Tom Cockcroft has compiled a list of letter writers to Weird Tales, published on the FictionMags website. That list is the source for my list. Once again, if my count is wrong, the fault is mine alone. If my count is correct, it's only as good as my source.
Who Wrote the Most Letters in Weird Tales?
1. Jack Darrow, 35 letters
2. B.M. Reynolds, 33
3. Gertrude Hemken, 32
4. Donald Allgeier, 29
5. Henry Kuttner, 28
6. Robert Bloch, 26
7. Julius Hopkins, 25
8. (tie) Alvin V. Pershing, 21
8. (tie) Seabury Quinn, 21
9. Clark Ashton Smith, 20
10. John V. Baltadonis, 19
11. (tie) Robert A. Madle, 17
11. (tie) E. Hoffman Price, 17
12. Manly Wade Wellman, 16
13. Caroline Ferber, 15
14. (tie) E.L. Mangshoel, 14
14. (tie) John Wasso, 14
15. Robert Leonard Russell, 13
16. (tie) H.P. Lovecraft, 12
16. (tie) J. Vernon Shea, 12
17. August Derleth, 11 letters on his own, plus 1 with another correspondent
18. Six correspondents tied with 11 letters each
Robert E. Howard by the way had nine letters published in Weird Tales.

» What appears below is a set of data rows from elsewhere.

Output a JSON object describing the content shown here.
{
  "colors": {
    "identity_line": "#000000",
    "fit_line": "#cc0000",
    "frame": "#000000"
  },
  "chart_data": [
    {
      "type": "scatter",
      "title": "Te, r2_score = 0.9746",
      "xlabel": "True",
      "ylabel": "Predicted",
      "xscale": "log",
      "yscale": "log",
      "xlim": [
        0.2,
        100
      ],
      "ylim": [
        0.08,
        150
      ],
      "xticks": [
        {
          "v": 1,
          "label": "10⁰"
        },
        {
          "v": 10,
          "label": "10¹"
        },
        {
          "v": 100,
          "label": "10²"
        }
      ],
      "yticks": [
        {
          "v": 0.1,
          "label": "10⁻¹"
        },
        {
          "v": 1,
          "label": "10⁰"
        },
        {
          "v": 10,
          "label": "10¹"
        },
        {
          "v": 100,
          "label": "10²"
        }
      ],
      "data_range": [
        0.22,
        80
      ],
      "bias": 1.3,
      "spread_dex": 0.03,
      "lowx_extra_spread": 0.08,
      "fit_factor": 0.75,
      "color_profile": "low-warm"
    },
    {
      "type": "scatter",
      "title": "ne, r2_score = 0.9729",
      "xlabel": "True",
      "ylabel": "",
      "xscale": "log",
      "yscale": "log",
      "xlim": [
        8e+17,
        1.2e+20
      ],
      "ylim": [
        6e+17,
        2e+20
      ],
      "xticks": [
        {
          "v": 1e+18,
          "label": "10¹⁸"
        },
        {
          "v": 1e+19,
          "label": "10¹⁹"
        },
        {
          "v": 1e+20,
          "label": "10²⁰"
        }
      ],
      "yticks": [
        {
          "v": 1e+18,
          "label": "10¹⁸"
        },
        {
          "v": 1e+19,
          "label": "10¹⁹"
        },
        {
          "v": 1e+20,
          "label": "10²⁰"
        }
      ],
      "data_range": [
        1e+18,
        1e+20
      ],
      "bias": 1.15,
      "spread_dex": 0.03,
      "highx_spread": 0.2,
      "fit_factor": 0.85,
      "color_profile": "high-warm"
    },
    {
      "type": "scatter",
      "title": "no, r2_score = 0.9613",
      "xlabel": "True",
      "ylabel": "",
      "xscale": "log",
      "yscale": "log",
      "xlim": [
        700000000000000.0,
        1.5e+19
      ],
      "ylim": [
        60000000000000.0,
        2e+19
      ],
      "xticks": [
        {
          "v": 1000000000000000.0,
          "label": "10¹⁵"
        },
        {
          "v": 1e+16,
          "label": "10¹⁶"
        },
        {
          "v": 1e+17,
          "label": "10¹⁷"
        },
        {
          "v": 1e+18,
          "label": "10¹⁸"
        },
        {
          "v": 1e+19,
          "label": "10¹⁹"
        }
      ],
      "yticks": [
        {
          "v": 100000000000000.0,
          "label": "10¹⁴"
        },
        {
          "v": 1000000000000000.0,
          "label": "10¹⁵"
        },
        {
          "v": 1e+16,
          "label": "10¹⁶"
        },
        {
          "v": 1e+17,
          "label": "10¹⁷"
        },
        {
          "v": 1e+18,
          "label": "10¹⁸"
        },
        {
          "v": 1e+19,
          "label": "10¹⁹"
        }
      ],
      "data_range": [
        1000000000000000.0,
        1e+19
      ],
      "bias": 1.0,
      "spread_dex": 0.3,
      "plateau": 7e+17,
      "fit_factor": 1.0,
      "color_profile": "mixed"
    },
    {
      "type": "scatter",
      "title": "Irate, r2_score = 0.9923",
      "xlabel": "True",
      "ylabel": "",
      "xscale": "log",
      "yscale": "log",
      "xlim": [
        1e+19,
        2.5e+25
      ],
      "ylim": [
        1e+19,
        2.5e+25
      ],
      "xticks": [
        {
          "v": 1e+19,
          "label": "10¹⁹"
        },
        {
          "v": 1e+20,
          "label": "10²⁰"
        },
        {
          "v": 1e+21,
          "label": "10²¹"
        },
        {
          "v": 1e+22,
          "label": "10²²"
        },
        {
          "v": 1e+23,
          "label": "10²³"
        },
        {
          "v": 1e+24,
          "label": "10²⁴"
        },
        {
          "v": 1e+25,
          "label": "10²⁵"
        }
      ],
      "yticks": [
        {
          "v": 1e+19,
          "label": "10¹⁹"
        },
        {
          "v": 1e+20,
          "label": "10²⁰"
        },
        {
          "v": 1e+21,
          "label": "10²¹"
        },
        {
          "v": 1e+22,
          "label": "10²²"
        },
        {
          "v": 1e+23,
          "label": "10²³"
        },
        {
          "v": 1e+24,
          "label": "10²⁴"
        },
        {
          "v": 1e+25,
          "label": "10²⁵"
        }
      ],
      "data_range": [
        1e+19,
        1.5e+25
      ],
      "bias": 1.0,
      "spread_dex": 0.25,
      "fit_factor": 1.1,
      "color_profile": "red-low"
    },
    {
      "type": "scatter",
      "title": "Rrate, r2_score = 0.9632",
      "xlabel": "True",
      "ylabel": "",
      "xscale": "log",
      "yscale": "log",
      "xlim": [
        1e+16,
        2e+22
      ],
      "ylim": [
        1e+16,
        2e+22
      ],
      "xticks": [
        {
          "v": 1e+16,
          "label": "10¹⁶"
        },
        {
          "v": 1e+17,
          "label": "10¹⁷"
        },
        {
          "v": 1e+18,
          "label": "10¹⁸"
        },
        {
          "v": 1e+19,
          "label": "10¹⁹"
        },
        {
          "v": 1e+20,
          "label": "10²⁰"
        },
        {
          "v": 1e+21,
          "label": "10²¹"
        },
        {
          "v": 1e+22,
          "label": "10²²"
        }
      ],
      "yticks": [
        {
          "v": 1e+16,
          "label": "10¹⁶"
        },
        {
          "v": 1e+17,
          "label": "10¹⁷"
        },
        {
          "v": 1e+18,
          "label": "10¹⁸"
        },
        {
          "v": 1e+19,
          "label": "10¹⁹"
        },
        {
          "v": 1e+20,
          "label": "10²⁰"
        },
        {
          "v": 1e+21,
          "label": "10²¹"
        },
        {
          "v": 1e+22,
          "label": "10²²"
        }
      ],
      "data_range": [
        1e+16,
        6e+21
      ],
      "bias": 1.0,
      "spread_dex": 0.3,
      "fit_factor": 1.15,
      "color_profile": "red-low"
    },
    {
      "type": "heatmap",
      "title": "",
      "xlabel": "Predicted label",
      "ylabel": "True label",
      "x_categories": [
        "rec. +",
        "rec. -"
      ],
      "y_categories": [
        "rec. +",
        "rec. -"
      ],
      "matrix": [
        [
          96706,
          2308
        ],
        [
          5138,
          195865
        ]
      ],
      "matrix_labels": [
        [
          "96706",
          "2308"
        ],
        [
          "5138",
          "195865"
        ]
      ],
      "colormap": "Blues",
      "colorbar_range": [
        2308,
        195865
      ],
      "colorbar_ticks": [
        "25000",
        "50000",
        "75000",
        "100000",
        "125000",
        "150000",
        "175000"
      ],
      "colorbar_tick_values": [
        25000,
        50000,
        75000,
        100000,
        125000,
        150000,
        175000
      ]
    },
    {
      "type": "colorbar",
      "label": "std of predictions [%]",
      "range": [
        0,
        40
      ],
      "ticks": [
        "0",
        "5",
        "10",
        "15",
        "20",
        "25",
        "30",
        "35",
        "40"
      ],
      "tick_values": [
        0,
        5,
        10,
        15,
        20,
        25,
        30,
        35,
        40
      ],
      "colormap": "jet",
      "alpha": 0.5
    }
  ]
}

(1) In doing research for this posting, I came upon speculation that Gertrude Hemken and Caroline Ferber were the same person. If that's true, then Gertrude would be the top writer of letters in Weird Tales.
The heading for "The Eyrie," the long-running letters column of Weird Tales, drawn by Andrew Brosnatch and used for years after he was no longer associated with the magazine.